Re-mapping of the Muslim world is under the spotlight in the US and Pakistan’s balkanization forms a part of this agenda. American strategists are propagating the need to redraw its borders along ethnic lines by creating new political entities in the name of justice long denied to “oppressed Muslim minorities”. “Internal factors” are to be created and used, which they believe could lead to desired fragmentation. That this also reflects the mindset of the US administration can be seen by its efforts and actions to engineer grounds for military intervention, regime-change, or fragmentation in target countries.

Rising Jihadi movements, serious challenges to American hegemony, the economic meltdown in the US, declining limits of American power, and shifting of the economic epicenter to Asia all point to the emerging new political realities, wherein America stands to lose much of its power and glory by mid-century, if not sooner. This is forcing it to redefine its strategic global policy framework and pursue all options to subdue opponents and prevent its slide from power.

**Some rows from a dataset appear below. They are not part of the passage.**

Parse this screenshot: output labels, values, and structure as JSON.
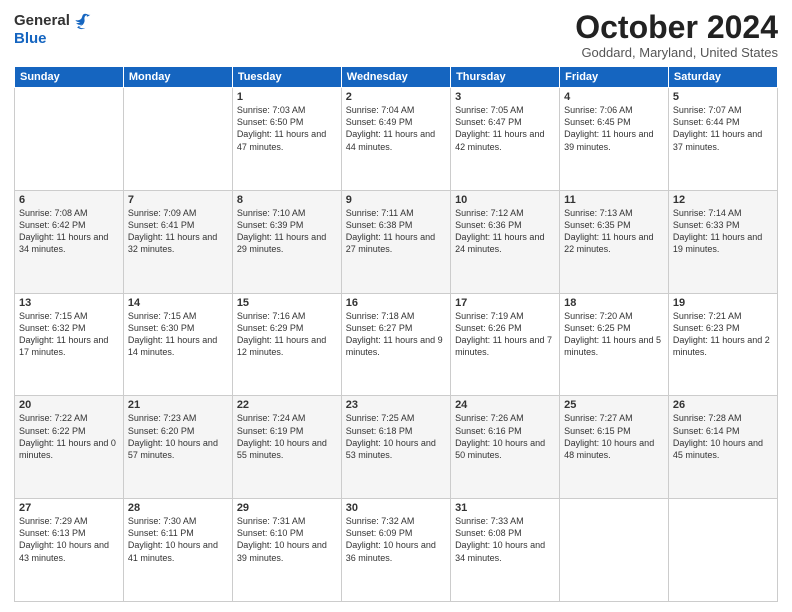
{
  "header": {
    "logo_general": "General",
    "logo_blue": "Blue",
    "title": "October 2024",
    "location": "Goddard, Maryland, United States"
  },
  "days_of_week": [
    "Sunday",
    "Monday",
    "Tuesday",
    "Wednesday",
    "Thursday",
    "Friday",
    "Saturday"
  ],
  "weeks": [
    [
      {
        "day": "",
        "sunrise": "",
        "sunset": "",
        "daylight": ""
      },
      {
        "day": "",
        "sunrise": "",
        "sunset": "",
        "daylight": ""
      },
      {
        "day": "1",
        "sunrise": "Sunrise: 7:03 AM",
        "sunset": "Sunset: 6:50 PM",
        "daylight": "Daylight: 11 hours and 47 minutes."
      },
      {
        "day": "2",
        "sunrise": "Sunrise: 7:04 AM",
        "sunset": "Sunset: 6:49 PM",
        "daylight": "Daylight: 11 hours and 44 minutes."
      },
      {
        "day": "3",
        "sunrise": "Sunrise: 7:05 AM",
        "sunset": "Sunset: 6:47 PM",
        "daylight": "Daylight: 11 hours and 42 minutes."
      },
      {
        "day": "4",
        "sunrise": "Sunrise: 7:06 AM",
        "sunset": "Sunset: 6:45 PM",
        "daylight": "Daylight: 11 hours and 39 minutes."
      },
      {
        "day": "5",
        "sunrise": "Sunrise: 7:07 AM",
        "sunset": "Sunset: 6:44 PM",
        "daylight": "Daylight: 11 hours and 37 minutes."
      }
    ],
    [
      {
        "day": "6",
        "sunrise": "Sunrise: 7:08 AM",
        "sunset": "Sunset: 6:42 PM",
        "daylight": "Daylight: 11 hours and 34 minutes."
      },
      {
        "day": "7",
        "sunrise": "Sunrise: 7:09 AM",
        "sunset": "Sunset: 6:41 PM",
        "daylight": "Daylight: 11 hours and 32 minutes."
      },
      {
        "day": "8",
        "sunrise": "Sunrise: 7:10 AM",
        "sunset": "Sunset: 6:39 PM",
        "daylight": "Daylight: 11 hours and 29 minutes."
      },
      {
        "day": "9",
        "sunrise": "Sunrise: 7:11 AM",
        "sunset": "Sunset: 6:38 PM",
        "daylight": "Daylight: 11 hours and 27 minutes."
      },
      {
        "day": "10",
        "sunrise": "Sunrise: 7:12 AM",
        "sunset": "Sunset: 6:36 PM",
        "daylight": "Daylight: 11 hours and 24 minutes."
      },
      {
        "day": "11",
        "sunrise": "Sunrise: 7:13 AM",
        "sunset": "Sunset: 6:35 PM",
        "daylight": "Daylight: 11 hours and 22 minutes."
      },
      {
        "day": "12",
        "sunrise": "Sunrise: 7:14 AM",
        "sunset": "Sunset: 6:33 PM",
        "daylight": "Daylight: 11 hours and 19 minutes."
      }
    ],
    [
      {
        "day": "13",
        "sunrise": "Sunrise: 7:15 AM",
        "sunset": "Sunset: 6:32 PM",
        "daylight": "Daylight: 11 hours and 17 minutes."
      },
      {
        "day": "14",
        "sunrise": "Sunrise: 7:15 AM",
        "sunset": "Sunset: 6:30 PM",
        "daylight": "Daylight: 11 hours and 14 minutes."
      },
      {
        "day": "15",
        "sunrise": "Sunrise: 7:16 AM",
        "sunset": "Sunset: 6:29 PM",
        "daylight": "Daylight: 11 hours and 12 minutes."
      },
      {
        "day": "16",
        "sunrise": "Sunrise: 7:18 AM",
        "sunset": "Sunset: 6:27 PM",
        "daylight": "Daylight: 11 hours and 9 minutes."
      },
      {
        "day": "17",
        "sunrise": "Sunrise: 7:19 AM",
        "sunset": "Sunset: 6:26 PM",
        "daylight": "Daylight: 11 hours and 7 minutes."
      },
      {
        "day": "18",
        "sunrise": "Sunrise: 7:20 AM",
        "sunset": "Sunset: 6:25 PM",
        "daylight": "Daylight: 11 hours and 5 minutes."
      },
      {
        "day": "19",
        "sunrise": "Sunrise: 7:21 AM",
        "sunset": "Sunset: 6:23 PM",
        "daylight": "Daylight: 11 hours and 2 minutes."
      }
    ],
    [
      {
        "day": "20",
        "sunrise": "Sunrise: 7:22 AM",
        "sunset": "Sunset: 6:22 PM",
        "daylight": "Daylight: 11 hours and 0 minutes."
      },
      {
        "day": "21",
        "sunrise": "Sunrise: 7:23 AM",
        "sunset": "Sunset: 6:20 PM",
        "daylight": "Daylight: 10 hours and 57 minutes."
      },
      {
        "day": "22",
        "sunrise": "Sunrise: 7:24 AM",
        "sunset": "Sunset: 6:19 PM",
        "daylight": "Daylight: 10 hours and 55 minutes."
      },
      {
        "day": "23",
        "sunrise": "Sunrise: 7:25 AM",
        "sunset": "Sunset: 6:18 PM",
        "daylight": "Daylight: 10 hours and 53 minutes."
      },
      {
        "day": "24",
        "sunrise": "Sunrise: 7:26 AM",
        "sunset": "Sunset: 6:16 PM",
        "daylight": "Daylight: 10 hours and 50 minutes."
      },
      {
        "day": "25",
        "sunrise": "Sunrise: 7:27 AM",
        "sunset": "Sunset: 6:15 PM",
        "daylight": "Daylight: 10 hours and 48 minutes."
      },
      {
        "day": "26",
        "sunrise": "Sunrise: 7:28 AM",
        "sunset": "Sunset: 6:14 PM",
        "daylight": "Daylight: 10 hours and 45 minutes."
      }
    ],
    [
      {
        "day": "27",
        "sunrise": "Sunrise: 7:29 AM",
        "sunset": "Sunset: 6:13 PM",
        "daylight": "Daylight: 10 hours and 43 minutes."
      },
      {
        "day": "28",
        "sunrise": "Sunrise: 7:30 AM",
        "sunset": "Sunset: 6:11 PM",
        "daylight": "Daylight: 10 hours and 41 minutes."
      },
      {
        "day": "29",
        "sunrise": "Sunrise: 7:31 AM",
        "sunset": "Sunset: 6:10 PM",
        "daylight": "Daylight: 10 hours and 39 minutes."
      },
      {
        "day": "30",
        "sunrise": "Sunrise: 7:32 AM",
        "sunset": "Sunset: 6:09 PM",
        "daylight": "Daylight: 10 hours and 36 minutes."
      },
      {
        "day": "31",
        "sunrise": "Sunrise: 7:33 AM",
        "sunset": "Sunset: 6:08 PM",
        "daylight": "Daylight: 10 hours and 34 minutes."
      },
      {
        "day": "",
        "sunrise": "",
        "sunset": "",
        "daylight": ""
      },
      {
        "day": "",
        "sunrise": "",
        "sunset": "",
        "daylight": ""
      }
    ]
  ]
}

American strategists believe that fracturing and weakening the national unity of Islamic states could prevent militant Islam from gaining strongholds and choke their financial resources. They want oil rich territories like Kurdistan, the Eastern Arabian Peninsula, and Balochistan to be carved out, unified, and controlled by puppet regimes to secure energy resources and splinter other Muslim countries for easier micro-management. Iraq is already going through the motions and US invasion of a hostile Iran remains on the cards.